Trevor Phillips: Distributed leadership is the “future of business”
A panel on day one of the CIPD Annual Conference and Exhibition spoke about different ways HR can create good work
Distributed leadership is the “future of business” because leaders are forced to listen to and work with their employees, according to Trevor Phillips, chair of Green Park.
“[Organisations] don’t have to be employee-owned but distributed leadership enforces accountability on top leadership as it forces them to work with people. They can’t send memos saying they’ve changed things, they have to answer to the people,” he said.
Phillips pointed to the John Lewis Partnership (JLP) as an example and shared how when he was president of the partnership council he was sceptical about its good reputation and was looking for the “feet of clay”.
“I never found the feet of clay,” he conceded, because these “values run right down” the organisation.
Phillips said “when [employees] look up [to leaders] that is not the way of the future” but good work happens when responsibility is shared.
“Good work is about creating a place where colleagues thrive… and employees have voice,” agreed Susan Clews, chief executive at ACAS.
Clews said it is an “exciting time” for how workplace conflict is being dealt with. There isn’t a higher volume of strike days than in the past but “conflict is manifesting in different ways such as sick days or not working as hard”, she explained.
The encouraging thing is that companies are listening more to what employees are saying, Clews continued.

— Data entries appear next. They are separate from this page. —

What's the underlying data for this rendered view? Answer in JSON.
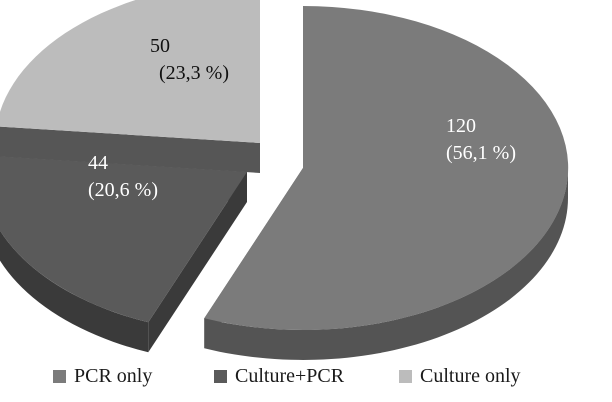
{
  "chart_data": {
    "type": "pie",
    "style": "3d-exploded",
    "slices": [
      {
        "name": "PCR only",
        "value": 120,
        "percent_label": "(56,1 %)",
        "color": "#7b7b7b",
        "side": "#545454"
      },
      {
        "name": "Culture+PCR",
        "value": 44,
        "percent_label": "(20,6 %)",
        "color": "#5a5a5a",
        "side": "#3a3a3a"
      },
      {
        "name": "Culture only",
        "value": 50,
        "percent_label": "(23,3 %)",
        "color": "#bcbcbc",
        "side": "#565656"
      }
    ],
    "legend": {
      "position": "bottom",
      "items": [
        "PCR only",
        "Culture+PCR",
        "Culture only"
      ]
    }
  }
}
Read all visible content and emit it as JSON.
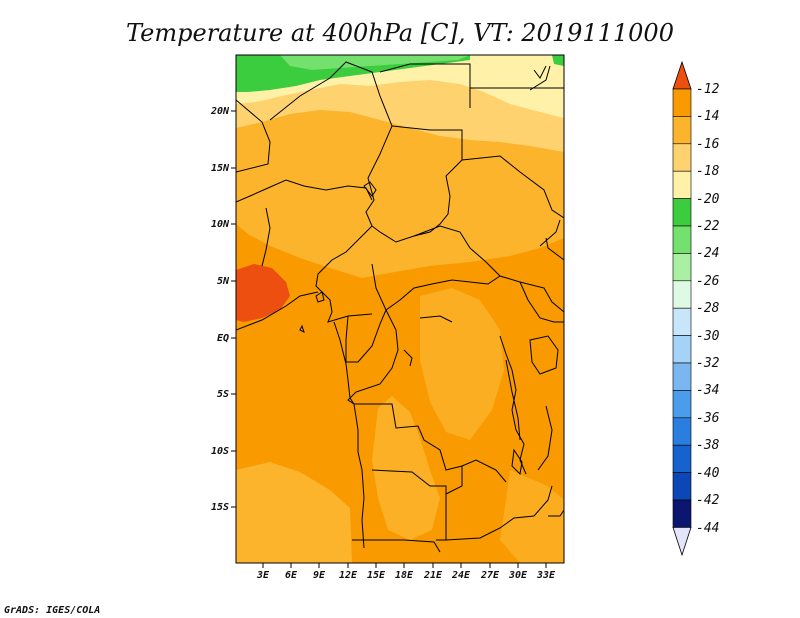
{
  "title": "Temperature at 400hPa [C], VT: 2019111000",
  "credit": "GrADS: IGES/COLA",
  "map": {
    "y_ticks": [
      "20N",
      "15N",
      "10N",
      "5N",
      "EQ",
      "5S",
      "10S",
      "15S"
    ],
    "x_ticks": [
      "3E",
      "6E",
      "9E",
      "12E",
      "15E",
      "18E",
      "21E",
      "24E",
      "27E",
      "30E",
      "33E"
    ]
  },
  "legend": {
    "levels": [
      "-12",
      "-14",
      "-16",
      "-18",
      "-20",
      "-22",
      "-24",
      "-26",
      "-28",
      "-30",
      "-32",
      "-34",
      "-36",
      "-38",
      "-40",
      "-42",
      "-44"
    ],
    "colors": [
      "#ec4f10",
      "#f89a00",
      "#fcb42c",
      "#ffd270",
      "#fff2a8",
      "#3ccd3f",
      "#74e06d",
      "#aaf0a2",
      "#dffae4",
      "#c8e6fa",
      "#a4d3f7",
      "#7ab7f1",
      "#4b9cea",
      "#2a7ee0",
      "#1663cf",
      "#0b48b6",
      "#0a1670"
    ],
    "top_color": "#ec4f10",
    "bottom_color": "#e4e4fa"
  }
}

“Companies are starting to take note that they can no longer focus on the bottom line,” she said. “Companies are starting to look at employee stakeholders not just customer stakeholders.”
Employee voice is key to rooting out and tackling conflict and organisations are beginning to realise this, she added.
Phillips said HR should be “proud of our profession in the way [tackling] workplace conflict has spread extensively across UK workplaces”.
“Conflict will always exist in any environment but how we handle it is critical,” he said. “The big explosive things have gone but they have been replaced with low level disputes.”
The challenge, said Phillips, is that when there’s conflict “business leaders often push it to the people leaders”. “You can’t just chuck it all at the head of HR when the problem is a business problem,” he warned.
When asked about HR’s role in calling out racial bullying and harassment in the workplace, Phillips asserted that racial discrimination is the D&I area that HR and organisations still haven’t tackled.
“I’ll be frank – there’s all sorts of isms in the workplace but race is the one we still can’t deal with,” said Phillips.
He explained that where all leaders and employees will have connections with people of other genders and diversity measures, people and organisations still lack awareness of racial discrimination. “We recognise all other areas… even I have a mother,” he explained.
“But someone’s ethnicity hides behind an opaque screen. We also know this is terminal.”
What’s also critical to note is that people who don’t experience racial harassment often don’t understand it, Phillips said.
“Everyone says they want to deal with it, but the difficulties people constantly run up against is what I think is racial harassment may not be what everyone else thinks it is,” he said. “And organisations can’t agree or often don’t or can’t recognise what the person who feels they’ve been harassed or assaulted feels.”
He recommended that all organisations “go outside to help them deal with this”: “Don’t imagine you’re going to solve this by getting a non-executive on the board to solve it.”
The panel went on discuss the challenges of recruiting people that fit the organisation while being inclusive employers.
Rupert McNeil, government chief people officer at Civil Service UK, explained how HR has revamped the profiles of people it looks to recruit and promote within the Civil Service, to look beyond traditional requirements around skills and experience.
“For each role there is a success profile that shows the essential elements of experience and technical skill, but also strengths and behaviours,” he explained.
Key to this is equipping managers with the skills and accountability to recruit in an informed way, he added: “You’re requiring hiring managers to be more thoughtful.”
“Another aspect to the ‘will you fit?’ question is that I think it’s been used in the past to reject people,” said Peter Cheese, chief executive of the CIPD. “If we use fit we are using bias to pick people the same as ourselves. We have to understand we are innately biased and this cultural fit thing can be used in a way to exclude.”
He asked HR to ask itself: “When did you last recruit someone who scares you a bit?”
Phillips agreed that there’s a need to be “smart about what that fit thing might mean”. He shared an anecdote where he was participating in shortlisting candidates for a CEO role and he and the rest of the panel all “stumbled” on the fourth candidate because they were different.
He recommended that when looking at shortlisting candidates, HR must think about “what have you already got?”
“I think we’ve got into a place where we’re recruiting the 10th person and we’re recruiting them on the basis of the success of the last nine,” he said.
Phillips said HR should think about talent as a “share portfolio”, meaning they should recruit people not because they are good at things other people on the team excel at but because they’re good at something different.
“We need to think about fit not just as an exclusion thing but as a team and we haven’t got tools to do that yet,” he said. “We need to be a bit more lively in the way we think of these things.”
While inclusion is a key issue, Cheese concluded that the outlook in these areas is positive. “It’s encouraging to see the debates we’re now having – we wouldn’t be having this conversation even four or five years ago,” he said. “So that gives me great hope.”